Maersk & IBM Propose Cross-Border Supply Chain Solution on Blockchain
IBM and Maersk are using a blockchain built on the Hyperledger Fabric to manage the supply chain for container shipping. Maersk did a proof of concept (POC) with IBM to track a container of flowers from Mombasa, on the coast of Kenya, to Rotterdam in the Netherlands. Using digital records and a blockchain can sharply reduce costs. It would help manage and track the paper trail of tens of millions of shipping containers globally by digitizing the supply chain process from end to end.
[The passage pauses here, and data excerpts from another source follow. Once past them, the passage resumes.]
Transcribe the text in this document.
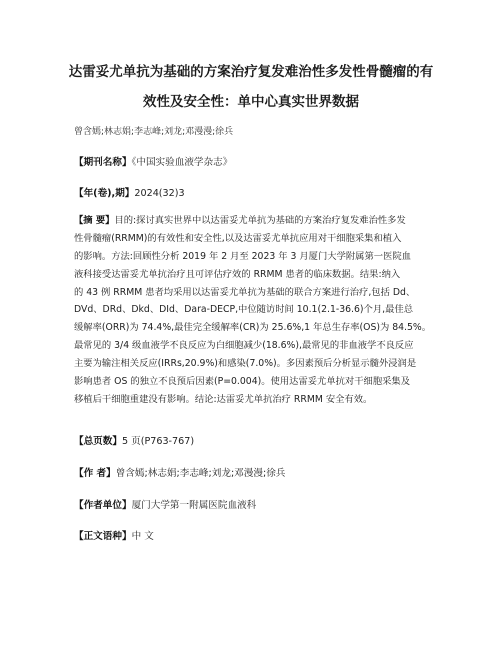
达雷妥尤单抗为基础的方案治疗复发难治性多发性骨髓瘤的有
效性及安全性：单中心真实世界数据
曾含嫣;林志娟;李志峰;刘龙;邓漫漫;徐兵
【期刊名称】《中国实验血液学杂志》
【年(卷),期】2024(32)3
【摘 要】目的:探讨真实世界中以达雷妥尤单抗为基础的方案治疗复发难治性多发
性骨髓瘤(RRMM)的有效性和安全性,以及达雷妥尤单抗应用对干细胞采集和植入
的影响。方法:回顾性分析 2019 年 2 月至 2023 年 3 月厦门大学附属第一医院血
液科接受达雷妥尤单抗治疗且可评估疗效的 RRMM 患者的临床数据。结果:纳入
的 43 例 RRMM 患者均采用以达雷妥尤单抗为基础的联合方案进行治疗,包括 Dd、
DVd、DRd、Dkd、DId、Dara-DECP,中位随访时间 10.1(2.1-36.6)个月,最佳总
缓解率(ORR)为 74.4%,最佳完全缓解率(CR)为 25.6%,1 年总生存率(OS)为 84.5%。
最常见的 3/4 级血液学不良反应为白细胞减少(18.6%),最常见的非血液学不良反应
主要为输注相关反应(IRRs,20.9%)和感染(7.0%)。多因素预后分析显示髓外浸润是
影响患者 OS 的独立不良预后因素(P=0.004)。使用达雷妥尤单抗对干细胞采集及
移植后干细胞重建没有影响。结论:达雷妥尤单抗治疗 RRMM 安全有效。
【总页数】5 页(P763-767)
【作 者】曾含嫣;林志娟;李志峰;刘龙;邓漫漫;徐兵
【作者单位】厦门大学第一附属医院血液科
【正文语种】中 文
Maersk is a Danish shipping company, and is the largest container carrier in the world with 18% to 20% of the market. Maersk has been working on digitizing the physical processes and paperwork that impact every shipment and are costly additions on the cross-border trade.
IBM Blockchain is a commercial deployment of Hyperledger Fabric v1.0, enabling users to build a blockchain network quickly. It can run highly secure blockchain networks for regulated industries and manage decentralized network across members.
The Business Problem in Shipping Industry
Traditionally, a simple shipment of refrigerated goods from East Africa to Europe can go through nearly 30 people and organizations, including more than 200 different interactions and communications among them. Organizations include trading companies, shipment & transport companies, custom administrations and security & border protection agencies. Also, the costs of trade documentation processing and administration are high, as per IBM, these costs are estimated to be equal to the actual physical transportation costs. With the manual processes and paperwork, chances or fraud and errors are also high, which can result in products spending more time in transit and poor inventory management, ultimately increasing waste and cost.
How Maersk can reduce the paper work and cost, and ensure shipments spend the lowest time in transit?
The supply chain blockchain IBM is using with is a closed group, a permissioned blockchain where all the participants are known and have permission to participate. Blockchain provides each participant end-to-end visibility based on their level of permission. Each participant in the supply chain ecosystem can view the progress of goods through the supply chain, understanding where a container is in transit. They can also see the status of customs documents, or view bills of lading and other data. Detailed visibility of the container’s progress through the supply chain is enhanced with the real-time exchange of original supply chain events and documents. No one party can modify, delete or even append any record without the consensus from others on the network.
How Blockchain Solved the Problem
For shippers, the planned solution can help reduce trade documentation and processing costs and help eliminate delays associated with errors in the physical movement of paperwork. It will also provide visibility of the container as it advances through the supply chain. For customs authorities, the solution is intended to give real time visibility, significantly improving the information available for risk analysis and targeting, which may eventually lead to increased safety and security as well as greater efficiency in border inspection clearance procedures.